Current evidence says machines do not have subjective awareness, and many argue that that is an impossibility, but ongoing discussions of existential risk posed by AI lead many to wonder what would happen if machines did develop consciousness. What would that look like? What would they think and desire? What would they ask us? Would we even know it happened? If so, how?
The buzziness around this conversation is an entrypoint into the broader conversation about complex systems, which are characterized by individual parts that interact with each other in a variety of different ways, leading to randomness and emergence. According to Sante Fe Institute Co-Founder-in-Residence David Pines, emergence “refers to collective phenomena or behaviors in complex adaptive systems that are not present in their individual parts.” One way of thinking about emergence is as the aspect that makes the whole greater than the sum of the parts. Further, emergence can describe properties in systems that are in fact properties of the system’s relationship to the larger environment it is part of, such as the human immune system interacting with external pathogens.
With companies, universities, and nations all in an arms race to develop increasingly powerful AI systems, it’s safe to say a complex system has formed (and continues to evolve) around generative AI—and machine consciousness is only one of many possible properties that could conceivably emerge as a result. In fact, what emerges is more likely to be something we don’t predict, or to diverge from expectations in ways that only make sense in retrospect. As Scott J. Shapiro recently pointed out: “Predicting the future is difficult because the future must make sense in the present. It rarely does.”

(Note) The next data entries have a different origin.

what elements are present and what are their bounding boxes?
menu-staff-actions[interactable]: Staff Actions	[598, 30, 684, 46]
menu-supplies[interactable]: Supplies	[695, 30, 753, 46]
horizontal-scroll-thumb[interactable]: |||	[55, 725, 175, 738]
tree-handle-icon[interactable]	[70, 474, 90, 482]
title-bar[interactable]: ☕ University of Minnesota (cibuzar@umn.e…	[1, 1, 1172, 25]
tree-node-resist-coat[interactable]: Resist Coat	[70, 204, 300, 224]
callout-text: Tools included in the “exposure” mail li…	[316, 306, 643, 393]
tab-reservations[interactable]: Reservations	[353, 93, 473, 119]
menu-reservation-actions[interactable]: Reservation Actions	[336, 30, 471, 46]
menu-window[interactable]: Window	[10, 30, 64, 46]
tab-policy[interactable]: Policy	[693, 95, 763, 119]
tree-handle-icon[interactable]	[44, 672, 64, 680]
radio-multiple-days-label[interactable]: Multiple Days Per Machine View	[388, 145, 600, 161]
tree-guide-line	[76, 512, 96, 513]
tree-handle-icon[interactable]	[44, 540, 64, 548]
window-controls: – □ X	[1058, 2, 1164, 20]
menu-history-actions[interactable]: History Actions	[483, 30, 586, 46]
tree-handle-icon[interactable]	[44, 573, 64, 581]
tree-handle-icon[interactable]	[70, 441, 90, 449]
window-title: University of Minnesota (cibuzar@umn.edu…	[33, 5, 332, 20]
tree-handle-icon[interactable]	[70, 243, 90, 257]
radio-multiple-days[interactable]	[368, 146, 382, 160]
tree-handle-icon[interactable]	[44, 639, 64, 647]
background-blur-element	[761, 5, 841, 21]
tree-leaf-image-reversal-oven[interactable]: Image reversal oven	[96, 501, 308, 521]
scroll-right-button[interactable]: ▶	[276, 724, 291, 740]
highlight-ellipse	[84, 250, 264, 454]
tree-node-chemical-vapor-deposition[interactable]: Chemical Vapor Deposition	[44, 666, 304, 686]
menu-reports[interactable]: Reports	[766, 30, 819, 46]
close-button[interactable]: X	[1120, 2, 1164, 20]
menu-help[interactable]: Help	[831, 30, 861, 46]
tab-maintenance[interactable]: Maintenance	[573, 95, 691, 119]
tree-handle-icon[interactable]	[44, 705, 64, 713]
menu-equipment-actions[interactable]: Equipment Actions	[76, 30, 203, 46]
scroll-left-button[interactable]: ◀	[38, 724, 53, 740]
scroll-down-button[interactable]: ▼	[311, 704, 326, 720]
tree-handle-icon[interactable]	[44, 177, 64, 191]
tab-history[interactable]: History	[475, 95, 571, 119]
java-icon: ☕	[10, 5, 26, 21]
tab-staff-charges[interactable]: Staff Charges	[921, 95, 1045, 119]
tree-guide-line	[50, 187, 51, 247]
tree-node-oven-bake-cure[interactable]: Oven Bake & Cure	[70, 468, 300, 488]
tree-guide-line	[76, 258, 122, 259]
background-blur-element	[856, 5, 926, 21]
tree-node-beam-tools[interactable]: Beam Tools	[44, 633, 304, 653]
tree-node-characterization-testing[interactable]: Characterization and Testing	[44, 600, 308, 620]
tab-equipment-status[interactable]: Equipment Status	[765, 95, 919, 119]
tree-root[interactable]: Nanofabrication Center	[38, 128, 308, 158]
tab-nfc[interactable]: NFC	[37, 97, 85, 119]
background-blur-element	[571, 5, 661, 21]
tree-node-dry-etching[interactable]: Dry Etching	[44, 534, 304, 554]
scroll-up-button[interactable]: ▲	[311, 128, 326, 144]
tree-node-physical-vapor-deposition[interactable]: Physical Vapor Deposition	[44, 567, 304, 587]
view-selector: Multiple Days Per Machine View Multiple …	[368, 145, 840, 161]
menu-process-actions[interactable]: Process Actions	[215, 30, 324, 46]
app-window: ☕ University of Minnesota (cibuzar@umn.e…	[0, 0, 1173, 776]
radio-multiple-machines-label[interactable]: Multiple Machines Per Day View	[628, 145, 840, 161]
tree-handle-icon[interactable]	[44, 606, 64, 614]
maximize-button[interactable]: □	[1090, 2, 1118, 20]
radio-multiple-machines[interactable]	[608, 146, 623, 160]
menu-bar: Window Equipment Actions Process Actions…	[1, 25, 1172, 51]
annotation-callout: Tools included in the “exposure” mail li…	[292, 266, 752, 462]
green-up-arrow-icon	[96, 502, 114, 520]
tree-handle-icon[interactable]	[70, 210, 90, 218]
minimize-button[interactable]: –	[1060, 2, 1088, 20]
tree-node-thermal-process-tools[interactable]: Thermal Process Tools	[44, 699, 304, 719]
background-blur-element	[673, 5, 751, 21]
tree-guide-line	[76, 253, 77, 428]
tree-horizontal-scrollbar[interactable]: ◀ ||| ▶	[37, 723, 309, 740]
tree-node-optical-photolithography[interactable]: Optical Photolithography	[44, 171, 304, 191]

Making the case for AST, Graziano describes how the evolution of the tectum during the Cambrian explosion ~500M years ago gave vertebrates a centralized controller for attention that could coordinate among senses, which formed the basis of what would one day become the cerebral cortex in humans, a development he believes was critical for the emergence of what we now call consciousness. Under this view, consciousness and other critical aspects of modern human beings can be seen to have emerged through the long and often arbitrary nature of evolution. In machine learning, human beings are innovating using the vastly more time-efficient scientific method, cranked up to an 11 through the incentives of late capitalism. Who knows what will emerge, but we would be wise to view innovations like the “attention mechanisms” of transformers as targeted cognitive enhancements that facilitate emergence.

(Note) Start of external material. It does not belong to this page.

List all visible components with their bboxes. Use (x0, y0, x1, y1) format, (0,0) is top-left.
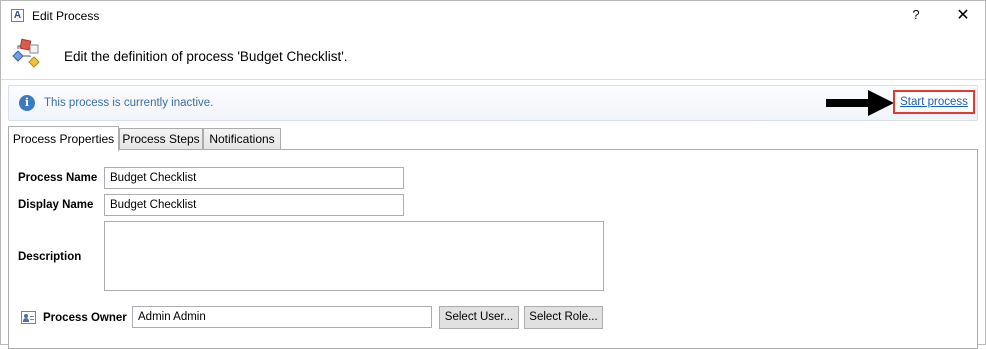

Transformers, only six years old—and only really in the public eye for half that time—have already activated the energies of folks all over the world. And it’s exceedingly possible that a new proposal will come along that will introduce another order-of-magnitude evolution in the next few years. With so much commotion, would we even notice if a truly novel property emerges in a given model? What the explosion of energy around transformers tells me is that our best bet will be to keep paying attention to attention.